Dicoumarol, an NQO1 inhibitor, blocks cccDNA transcription by promoting degradation of HBx.

BACKGROUND: Current antiviral therapies help keep hepatitis B virus (HBV) under control, but they are not curative. A cure for chronic hepatitis B (CHB) is lacking due to the inability of current therapies to eliminate the intracellular viral replication intermediate termed covalently closed-circular DNA (cccDNA). Therefore, there is an urgent need to develop strategies to cure CHB. Functional silencing of cccDNA is a crucial curative strategy that may be achieved by targeting the viral protein HBx.

METHODS: Here, we screened 2000 small-molecule compounds for their ability to inhibit HiBiT-tagged HBx (HiBiT-HBx) expression by using a HiBiT lytic detection system. The antiviral activity of a candidate compound and underlying mechanism of its effect on cccDNA transcription were evaluated in HBV-infected cells and a humanized liver mouse model.
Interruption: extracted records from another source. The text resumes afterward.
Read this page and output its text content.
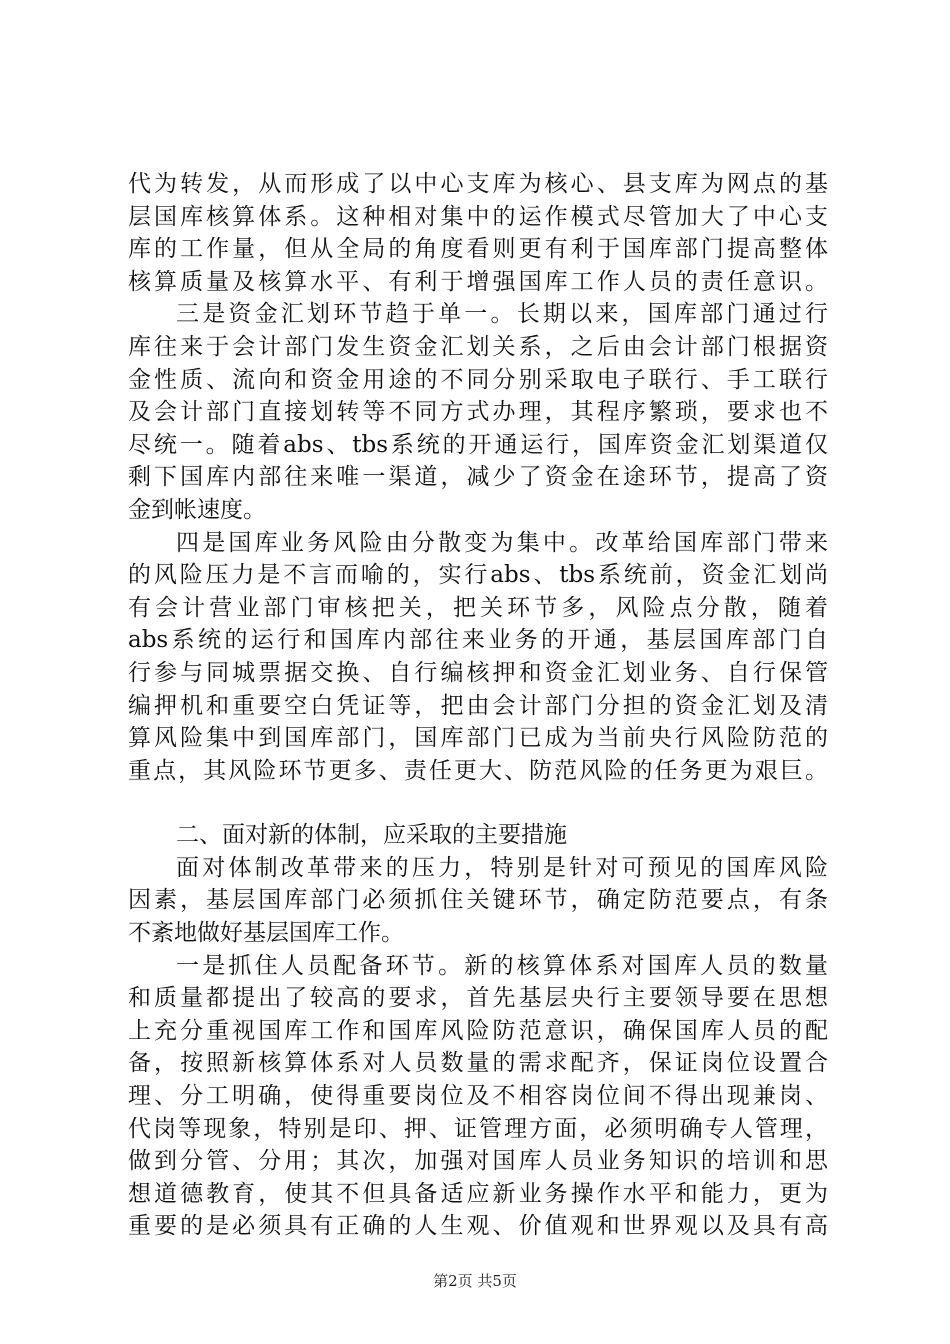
代为转发，从而形成了以中心支库为核心、县支库为网点的基
层国库核算体系。这种相对集中的运作模式尽管加大了中心支
库的工作量，但从全局的角度看则更有利于国库部门提高整体
核算质量及核算水平、有利于增强国库工作人员的责任意识。
三是资金汇划环节趋于单一。长期以来，国库部门通过行
库往来于会计部门发生资金汇划关系，之后由会计部门根据资
金性质、流向和资金用途的不同分别采取电子联行、手工联行
及会计部门直接划转等不同方式办理，其程序繁琐，要求也不
尽统一。随着abs、tbs系统的开通运行，国库资金汇划渠道仅
剩下国库内部往来唯一渠道，减少了资金在途环节，提高了资
金到帐速度。
四是国库业务风险由分散变为集中。改革给国库部门带来
的风险压力是不言而喻的，实行abs、tbs系统前，资金汇划尚
有会计营业部门审核把关，把关环节多，风险点分散，随着
abs系统的运行和国库内部往来业务的开通，基层国库部门自
行参与同城票据交换、自行编核押和资金汇划业务、自行保管
编押机和重要空白凭证等，把由会计部门分担的资金汇划及清
算风险集中到国库部门，国库部门已成为当前央行风险防范的
重点，其风险环节更多、责任更大、防范风险的任务更为艰巨。
二、面对新的体制，应采取的主要措施
面对体制改革带来的压力，特别是针对可预见的国库风险
因素，基层国库部门必须抓住关键环节，确定防范要点，有条
不紊地做好基层国库工作。
一是抓住人员配备环节。新的核算体系对国库人员的数量
和质量都提出了较高的要求，首先基层央行主要领导要在思想
上充分重视国库工作和国库风险防范意识，确保国库人员的配
备，按照新核算体系对人员数量的需求配齐，保证岗位设置合
理、分工明确，使得重要岗位及不相容岗位间不得出现兼岗、
代岗等现象，特别是印、押、证管理方面，必须明确专人管理，
做到分管、分用；其次，加强对国库人员业务知识的培训和思
想道德教育，使其不但具备适应新业务操作水平和能力，更为
重要的是必须具有正确的人生观、价值观和世界观以及具有高
第2页 共5页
RESULTS: Dicoumarol, an inhibitor of NAD(P)H:quinone oxidoreductase (NQO1), significantly reduced HBx expression. Moreover, dicoumarol showed potent antiviral activity against HBV RNAs, HBV DNA, HBsAg and HBc protein in HBV-infected cells and a humanized liver mouse model. Mechanistic study found that endogenous NQO1 binds to and protects HBx protein from 20S proteasome-mediated degradation. NQO1 knockdown or dicoumarol treatment significantly reduced the recruitment of HBx to cccDNA and inhibited cccDNA transcription activity, which was correlated with establishment of a repressive chromatin state. The absence of HBx markedly blocked the antiviral effect induced by NQO1 knockdown or dicoumarol treatment in HBV-infected cells.

CONCLUSIONS: This study reports a novel small molecule that targets HBx to combat chronic HBV infection and reveals a function of NQO1 in HBV replication through the regulation HBx protein stability.